Moncloa dice que no hay intención de hacer contactos políticos

Pedro Sánchez y Joe Biden
Pedro Sánchez y Joe BidenLa Razón (Custom Credit)

El presidente del Gobierno, Pedro Sánchez, se trasladará a Estados Unidos del 20 al 24 de julio en un «viaje de promoción empresarial y atracción de inversores». El contenido de la agenda será «netamente económico» y «no hay intención de hacer ningún contacto político», según aseguran fuentes gubernamentales. No está previsto, por tanto, que, aprovechando su presencia en el país, se reúna con su homólogo estadounidense, Joe Biden. «No está previsto y no se ha intentado», resuelven en el Ejecutivo. En el Gobierno entienden que es «un buen momento para ir a Estados Unidos» por el nuevo giro que ha dado Biden a la política del país, pero no se producirá la buscada cumbre bilateral.
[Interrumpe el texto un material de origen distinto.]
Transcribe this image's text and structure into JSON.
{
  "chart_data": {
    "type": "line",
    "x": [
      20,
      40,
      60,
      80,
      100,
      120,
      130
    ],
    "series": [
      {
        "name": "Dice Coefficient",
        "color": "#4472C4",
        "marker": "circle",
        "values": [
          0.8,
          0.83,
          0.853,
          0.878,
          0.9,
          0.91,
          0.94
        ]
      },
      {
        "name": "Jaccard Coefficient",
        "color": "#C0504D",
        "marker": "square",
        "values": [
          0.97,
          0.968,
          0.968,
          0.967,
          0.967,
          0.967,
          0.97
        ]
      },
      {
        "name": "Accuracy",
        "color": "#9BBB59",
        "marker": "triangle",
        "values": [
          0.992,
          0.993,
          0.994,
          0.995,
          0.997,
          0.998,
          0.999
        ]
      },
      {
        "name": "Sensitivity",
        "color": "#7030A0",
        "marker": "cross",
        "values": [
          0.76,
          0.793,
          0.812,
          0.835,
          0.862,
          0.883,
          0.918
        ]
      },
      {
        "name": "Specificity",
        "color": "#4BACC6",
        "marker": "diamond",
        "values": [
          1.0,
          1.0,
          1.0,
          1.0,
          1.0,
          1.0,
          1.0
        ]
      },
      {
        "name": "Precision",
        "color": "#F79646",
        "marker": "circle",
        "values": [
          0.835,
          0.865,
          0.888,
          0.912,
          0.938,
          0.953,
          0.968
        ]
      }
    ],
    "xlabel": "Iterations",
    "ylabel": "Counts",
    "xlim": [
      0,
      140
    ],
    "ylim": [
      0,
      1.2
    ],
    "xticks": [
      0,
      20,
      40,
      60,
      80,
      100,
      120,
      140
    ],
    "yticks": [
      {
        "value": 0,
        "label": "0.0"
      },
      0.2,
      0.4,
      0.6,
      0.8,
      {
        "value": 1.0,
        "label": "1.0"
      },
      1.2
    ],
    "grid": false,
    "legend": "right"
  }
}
Tendrá que esperar.

Sánchez no recalará en la capital, Washington D.C, lo que dificultaba de base el encuentro. Su viaje se desarrollará en Nueva York, donde visitará el centro financiero y se reunirá con grandes fondos de inversión; Los Ángeles, una visita de marcado carácter audiovisual, ahora que la Moncloa está promocionando su HUB audiovisual y San Francisco, una parada centrada en la promoción de empresas digitales y start ups. En California visitará la sede de Apple, en Cupertino, por invitación personal del consejero delegado de la tecnológica, Tim Cook y aprovechando que Los Ángeles es «la capital hispana» por excelencia, el Gobierno también quiere cerrar el establecimiento de una sede del Instituto Cervantes para la «promoción y difusión del español».
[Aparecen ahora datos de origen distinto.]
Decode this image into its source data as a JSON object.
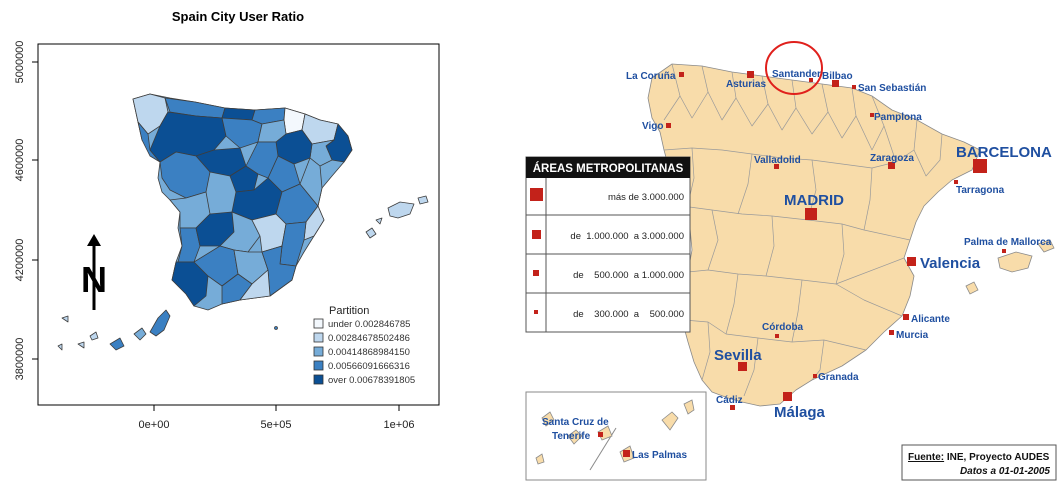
{
  "left_map": {
    "title": "Spain City User Ratio",
    "y_ticks": [
      "3800000",
      "4200000",
      "4600000",
      "5000000"
    ],
    "x_ticks": [
      "0e+00",
      "5e+05",
      "1e+06"
    ],
    "north_label": "N",
    "legend": {
      "title": "Partition",
      "entries": [
        {
          "label": "under 0.002846785",
          "color": "#f3f8fd"
        },
        {
          "label": "0.00284678502486",
          "color": "#bed7ee"
        },
        {
          "label": "0.00414868984150",
          "color": "#76acd8"
        },
        {
          "label": "0.00566091666316",
          "color": "#3b80c2"
        },
        {
          "label": "over 0.00678391805",
          "color": "#0b4f94"
        }
      ]
    }
  },
  "right_map": {
    "table": {
      "title": "ÁREAS METROPOLITANAS",
      "rows": [
        {
          "text": "más de 3.000.000"
        },
        {
          "text": "de  1.000.000  a 3.000.000"
        },
        {
          "text": "de    500.000  a 1.000.000"
        },
        {
          "text": "de    300.000  a    500.000"
        }
      ]
    },
    "cities": {
      "la_coruna": "La Coruña",
      "asturias": "Asturias",
      "santander": "Santander",
      "bilbao": "Bilbao",
      "san_sebastian": "San Sebastián",
      "vigo": "Vigo",
      "pamplona": "Pamplona",
      "valladolid": "Valladolid",
      "zaragoza": "Zaragoza",
      "barcelona": "BARCELONA",
      "tarragona": "Tarragona",
      "madrid": "MADRID",
      "palma": "Palma de Mallorca",
      "valencia": "Valencia",
      "alicante": "Alicante",
      "murcia": "Murcia",
      "cordoba": "Córdoba",
      "sevilla": "Sevilla",
      "granada": "Granada",
      "cadiz": "Cádiz",
      "malaga": "Málaga",
      "santa_cruz_line1": "Santa Cruz de",
      "santa_cruz_line2": "Tenerife",
      "las_palmas": "Las Palmas"
    },
    "source": {
      "label": "Fuente:",
      "text": " INE, Proyecto AUDES",
      "date": "Datos a 01-01-2005"
    }
  },
  "colors": {
    "land": "#f8dcaa",
    "border": "#7a7a7a",
    "marker": "#c3221a",
    "label_blue": "#1f4fa0",
    "highlight_circle": "#e0201c"
  }
}
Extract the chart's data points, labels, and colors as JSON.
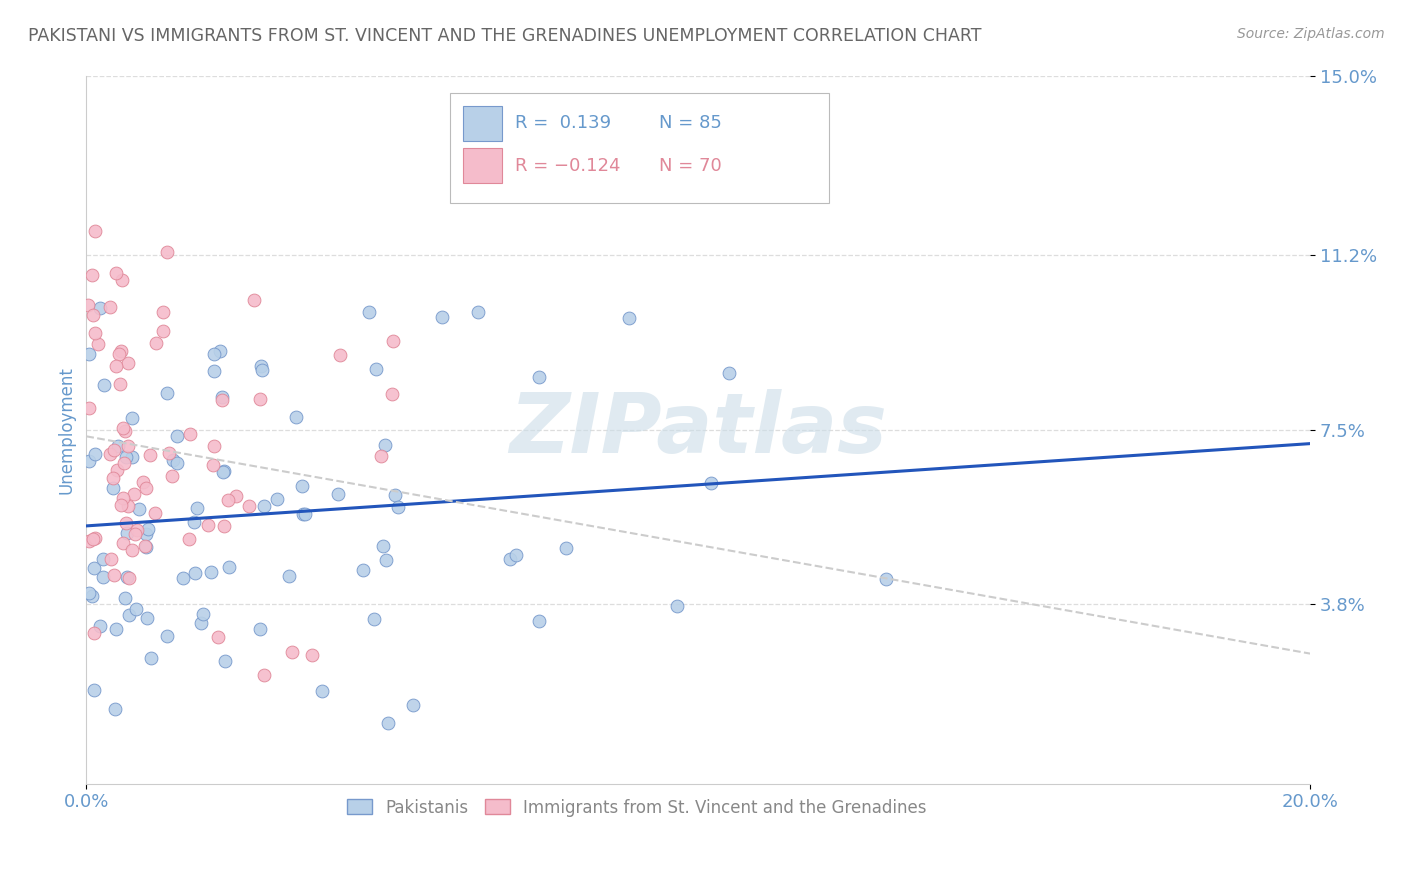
{
  "title": "PAKISTANI VS IMMIGRANTS FROM ST. VINCENT AND THE GRENADINES UNEMPLOYMENT CORRELATION CHART",
  "source": "Source: ZipAtlas.com",
  "ylabel": "Unemployment",
  "xlim": [
    0.0,
    20.0
  ],
  "ylim": [
    0.0,
    15.0
  ],
  "ytick_vals": [
    3.8,
    7.5,
    11.2,
    15.0
  ],
  "xtick_vals": [
    0.0,
    20.0
  ],
  "xtick_labels": [
    "0.0%",
    "20.0%"
  ],
  "legend_label_blue": "Pakistanis",
  "legend_label_pink": "Immigrants from St. Vincent and the Grenadines",
  "blue_face": "#b8d0e8",
  "blue_edge": "#7799cc",
  "pink_face": "#f5bccb",
  "pink_edge": "#e08899",
  "trend_blue": "#2255bb",
  "trend_pink": "#cccccc",
  "watermark": "ZIPatlas",
  "watermark_color": "#ccdde8",
  "blue_R": 0.139,
  "blue_N": 85,
  "pink_R": -0.124,
  "pink_N": 70,
  "bg": "#ffffff",
  "grid_color": "#dddddd",
  "title_color": "#666666",
  "tick_color": "#6699cc",
  "source_color": "#999999"
}
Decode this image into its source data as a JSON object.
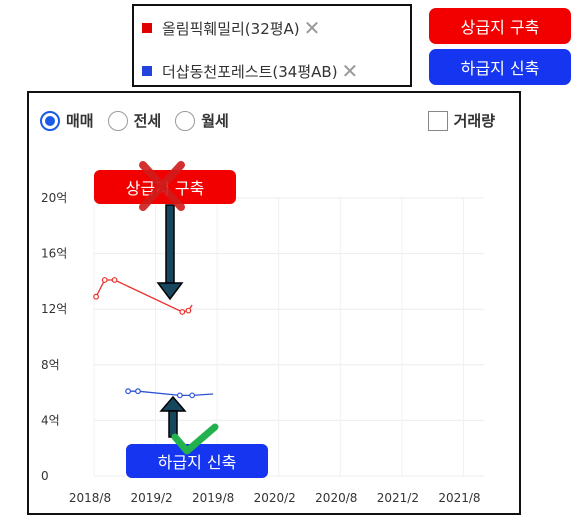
{
  "legend": {
    "items": [
      {
        "name": "올림픽훼밀리(32평A)",
        "color": "#e00000"
      },
      {
        "name": "더샵동천포레스트(34평AB)",
        "color": "#2244dd"
      }
    ],
    "remove_label": "✕"
  },
  "tags": {
    "red": "상급지 구축",
    "blue": "하급지 신축"
  },
  "controls": {
    "radios": [
      {
        "label": "매매",
        "checked": true
      },
      {
        "label": "전세",
        "checked": false
      },
      {
        "label": "월세",
        "checked": false
      }
    ],
    "volume_label": "거래량"
  },
  "annotations": {
    "red": "상급지 구축",
    "blue": "하급지 신축"
  },
  "chart_data": {
    "type": "line",
    "y_tick_labels": [
      "0",
      "4억",
      "8억",
      "12억",
      "16억",
      "20억"
    ],
    "y_ticks": [
      0,
      4,
      8,
      12,
      16,
      20
    ],
    "ylim": [
      0,
      20
    ],
    "x_tick_labels": [
      "2018/8",
      "2019/2",
      "2019/8",
      "2020/2",
      "2020/8",
      "2021/2",
      "2021/8"
    ],
    "x_ticks": [
      2018.583,
      2019.083,
      2019.583,
      2020.083,
      2020.583,
      2021.083,
      2021.583
    ],
    "xlim": [
      2018.583,
      2021.75
    ],
    "grid": true,
    "series": [
      {
        "name": "올림픽훼밀리(32평A)",
        "color": "#e8302a",
        "x": [
          2018.6,
          2018.67,
          2018.75,
          2019.3,
          2019.35,
          2019.38
        ],
        "y": [
          12.9,
          14.1,
          14.1,
          11.8,
          11.9,
          12.3
        ],
        "markers": [
          true,
          true,
          true,
          true,
          true,
          false
        ]
      },
      {
        "name": "더샵동천포레스트(34평AB)",
        "color": "#2e52d4",
        "x": [
          2018.86,
          2018.94,
          2019.28,
          2019.38,
          2019.55
        ],
        "y": [
          6.1,
          6.1,
          5.8,
          5.8,
          5.9
        ],
        "markers": [
          true,
          true,
          true,
          true,
          false
        ]
      }
    ]
  }
}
El presidente del Gobierno aún no ha tenido su primera reunión con su homólogo norteamericano desde que este llegó a la Casa Blanca, su único contacto se limita a la breve conversación que ambos mantuvieron hace un par de semanas en los pasillos de la cumbre de la OTAN en Bruselas. Una conversación que apenas duró 50 segundos y que generó un gran revuelo, porque frustró las expectativas que se habían generado sobre un encuentro entre ambos mandatarios por parte de Moncloa.
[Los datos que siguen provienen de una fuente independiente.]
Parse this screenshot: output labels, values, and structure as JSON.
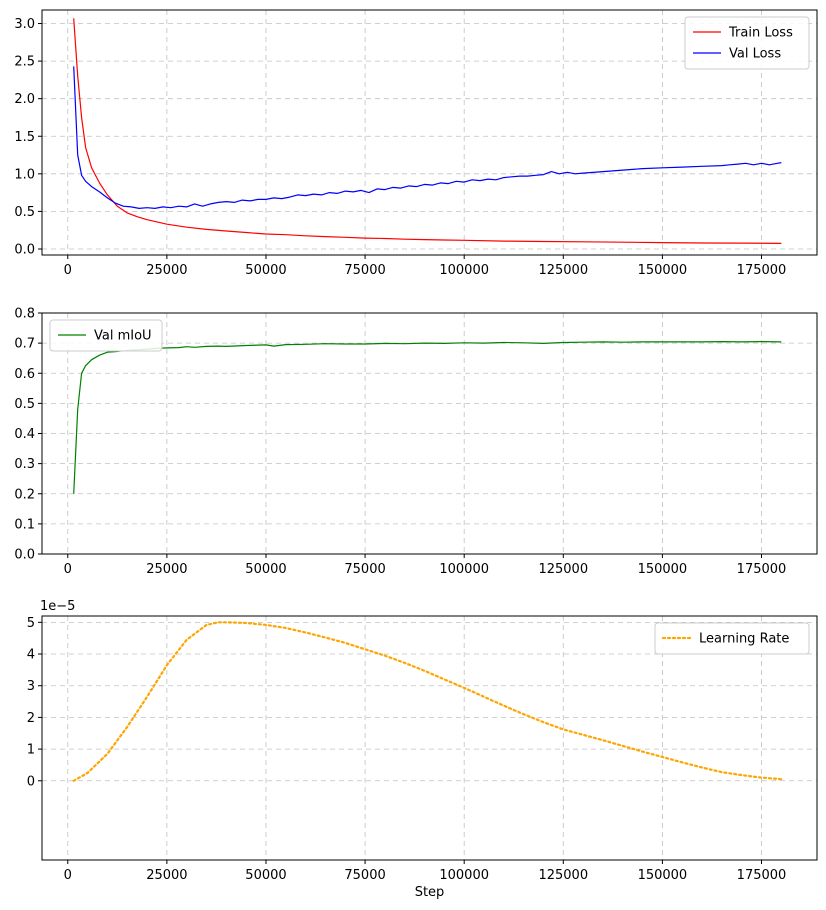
{
  "chart_data": [
    {
      "type": "line",
      "xlim": [
        -6500,
        189000
      ],
      "ylim": [
        -0.08,
        3.18
      ],
      "x_ticks": [
        0,
        25000,
        50000,
        75000,
        100000,
        125000,
        150000,
        175000
      ],
      "x_tick_labels": [
        "0",
        "25000",
        "50000",
        "75000",
        "100000",
        "125000",
        "150000",
        "175000"
      ],
      "y_ticks": [
        0.0,
        0.5,
        1.0,
        1.5,
        2.0,
        2.5,
        3.0
      ],
      "y_tick_labels": [
        "0.0",
        "0.5",
        "1.0",
        "1.5",
        "2.0",
        "2.5",
        "3.0"
      ],
      "grid": true,
      "legend_position": "top-right",
      "series": [
        {
          "name": "Train Loss",
          "color": "#ff0000",
          "style": "solid",
          "x": [
            1500,
            2500,
            3500,
            4500,
            6000,
            8000,
            10000,
            12500,
            15000,
            17500,
            20000,
            25000,
            30000,
            35000,
            40000,
            45000,
            50000,
            55000,
            60000,
            65000,
            70000,
            75000,
            80000,
            85000,
            90000,
            95000,
            100000,
            110000,
            120000,
            130000,
            140000,
            150000,
            160000,
            170000,
            180000
          ],
          "y": [
            3.07,
            2.3,
            1.75,
            1.35,
            1.08,
            0.88,
            0.72,
            0.57,
            0.48,
            0.43,
            0.39,
            0.33,
            0.29,
            0.26,
            0.24,
            0.22,
            0.2,
            0.19,
            0.175,
            0.165,
            0.155,
            0.145,
            0.14,
            0.13,
            0.125,
            0.12,
            0.115,
            0.105,
            0.1,
            0.095,
            0.09,
            0.085,
            0.08,
            0.078,
            0.075
          ]
        },
        {
          "name": "Val Loss",
          "color": "#0000ff",
          "style": "solid",
          "x": [
            1500,
            2500,
            3500,
            4500,
            6000,
            8000,
            10000,
            12000,
            14000,
            16000,
            18000,
            20000,
            22000,
            24000,
            26000,
            28000,
            30000,
            32000,
            34000,
            36000,
            38000,
            40000,
            42000,
            44000,
            46000,
            48000,
            50000,
            52000,
            54000,
            56000,
            58000,
            60000,
            62000,
            64000,
            66000,
            68000,
            70000,
            72000,
            74000,
            76000,
            78000,
            80000,
            82000,
            84000,
            86000,
            88000,
            90000,
            92000,
            94000,
            96000,
            98000,
            100000,
            102000,
            104000,
            106000,
            108000,
            110000,
            112000,
            114000,
            116000,
            118000,
            120000,
            122000,
            124000,
            126000,
            128000,
            130000,
            135000,
            140000,
            145000,
            150000,
            155000,
            160000,
            165000,
            167000,
            169000,
            171000,
            173000,
            175000,
            177000,
            179000,
            180000
          ],
          "y": [
            2.43,
            1.25,
            0.98,
            0.9,
            0.83,
            0.76,
            0.68,
            0.61,
            0.57,
            0.56,
            0.54,
            0.55,
            0.54,
            0.56,
            0.55,
            0.57,
            0.56,
            0.6,
            0.57,
            0.6,
            0.62,
            0.63,
            0.62,
            0.65,
            0.64,
            0.66,
            0.66,
            0.68,
            0.67,
            0.69,
            0.72,
            0.71,
            0.73,
            0.72,
            0.75,
            0.74,
            0.77,
            0.76,
            0.78,
            0.75,
            0.8,
            0.79,
            0.82,
            0.81,
            0.84,
            0.83,
            0.86,
            0.85,
            0.88,
            0.87,
            0.9,
            0.89,
            0.92,
            0.91,
            0.93,
            0.92,
            0.95,
            0.96,
            0.97,
            0.97,
            0.98,
            0.99,
            1.03,
            1.0,
            1.02,
            1.0,
            1.01,
            1.03,
            1.05,
            1.07,
            1.08,
            1.09,
            1.1,
            1.11,
            1.12,
            1.13,
            1.14,
            1.12,
            1.14,
            1.12,
            1.14,
            1.15
          ]
        }
      ]
    },
    {
      "type": "line",
      "xlim": [
        -6500,
        189000
      ],
      "ylim": [
        0.0,
        0.8
      ],
      "x_ticks": [
        0,
        25000,
        50000,
        75000,
        100000,
        125000,
        150000,
        175000
      ],
      "x_tick_labels": [
        "0",
        "25000",
        "50000",
        "75000",
        "100000",
        "125000",
        "150000",
        "175000"
      ],
      "y_ticks": [
        0.0,
        0.1,
        0.2,
        0.3,
        0.4,
        0.5,
        0.6,
        0.7,
        0.8
      ],
      "y_tick_labels": [
        "0.0",
        "0.1",
        "0.2",
        "0.3",
        "0.4",
        "0.5",
        "0.6",
        "0.7",
        "0.8"
      ],
      "grid": true,
      "legend_position": "top-left",
      "series": [
        {
          "name": "Val mIoU",
          "color": "#008000",
          "style": "solid",
          "x": [
            1500,
            2500,
            3500,
            4500,
            6000,
            8000,
            10000,
            12000,
            14000,
            16000,
            18000,
            20000,
            22000,
            25000,
            28000,
            30000,
            32000,
            35000,
            38000,
            40000,
            45000,
            50000,
            52000,
            55000,
            60000,
            65000,
            70000,
            75000,
            80000,
            85000,
            90000,
            95000,
            100000,
            105000,
            110000,
            115000,
            120000,
            125000,
            130000,
            135000,
            140000,
            145000,
            150000,
            155000,
            160000,
            165000,
            170000,
            175000,
            180000
          ],
          "y": [
            0.2,
            0.48,
            0.6,
            0.625,
            0.645,
            0.66,
            0.67,
            0.672,
            0.675,
            0.677,
            0.678,
            0.68,
            0.682,
            0.684,
            0.685,
            0.688,
            0.686,
            0.689,
            0.69,
            0.689,
            0.692,
            0.694,
            0.69,
            0.695,
            0.696,
            0.698,
            0.697,
            0.697,
            0.699,
            0.698,
            0.7,
            0.699,
            0.701,
            0.7,
            0.702,
            0.701,
            0.699,
            0.702,
            0.703,
            0.704,
            0.703,
            0.704,
            0.704,
            0.704,
            0.704,
            0.705,
            0.704,
            0.705,
            0.704
          ]
        }
      ]
    },
    {
      "type": "line",
      "xlim": [
        -6500,
        189000
      ],
      "ylim": [
        -2.5e-05,
        5.2e-05
      ],
      "x_ticks": [
        0,
        25000,
        50000,
        75000,
        100000,
        125000,
        150000,
        175000
      ],
      "x_tick_labels": [
        "0",
        "25000",
        "50000",
        "75000",
        "100000",
        "125000",
        "150000",
        "175000"
      ],
      "y_ticks": [
        0,
        1e-05,
        2e-05,
        3e-05,
        4e-05,
        5e-05
      ],
      "y_tick_labels": [
        "0",
        "1",
        "2",
        "3",
        "4",
        "5"
      ],
      "y_offset_text": "1e−5",
      "xlabel": "Step",
      "grid": true,
      "legend_position": "top-right",
      "series": [
        {
          "name": "Learning Rate",
          "color": "#ffa500",
          "style": "dotted",
          "x": [
            1500,
            5000,
            10000,
            15000,
            20000,
            25000,
            30000,
            35000,
            38000,
            40000,
            45000,
            50000,
            55000,
            60000,
            65000,
            70000,
            75000,
            80000,
            85000,
            90000,
            95000,
            100000,
            105000,
            110000,
            115000,
            120000,
            125000,
            130000,
            135000,
            140000,
            145000,
            150000,
            155000,
            160000,
            165000,
            170000,
            175000,
            180000
          ],
          "y": [
            0.0,
            2.5e-06,
            8.5e-06,
            1.7e-05,
            2.65e-05,
            3.65e-05,
            4.45e-05,
            4.92e-05,
            5e-05,
            5e-05,
            4.98e-05,
            4.92e-05,
            4.82e-05,
            4.68e-05,
            4.52e-05,
            4.35e-05,
            4.15e-05,
            3.95e-05,
            3.72e-05,
            3.47e-05,
            3.2e-05,
            2.93e-05,
            2.65e-05,
            2.37e-05,
            2.1e-05,
            1.85e-05,
            1.62e-05,
            1.45e-05,
            1.28e-05,
            1.1e-05,
            9.2e-06,
            7.5e-06,
            5.8e-06,
            4.2e-06,
            2.7e-06,
            1.8e-06,
            1e-06,
            5e-07
          ]
        }
      ]
    }
  ]
}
Posteriormente, desde Exteriores se puntualizó que Sánchez y Biden habían hablado previamente a la citada conversación de pasillo, cuando todos los líderes de la OTAN estuvieron reunidos media hora antes de hacerse la foto de familia. «Ellos dos tuvieron ocasión de departir», dijo la ministra Arancha González Laya, que explicó que conversaron sobre los «vínculos» entre España y EE UU, sobre Latinoamérica y sobre «políticas progresistas». Laya insistió en que fue una «primera toma de contacto» que consideró «particularmente cálida y amable». Según la ministra de Exteriores, era la primera conversación «breve» que mantenían los dos líderes y «no será la última». Sin embargo, en esta ocasión, no se aprovechará la visita para propiciarla. En Moncloa niegan que se trate de un nuevo desplante y prefieren poner el acento en la relevancia que tiene el viaje para la relación entre ambos países en el ámbito económico. El objetivo es intentar vender ante los grandes inversores que España es un país de oportunidades aprovechando los fondos europeos.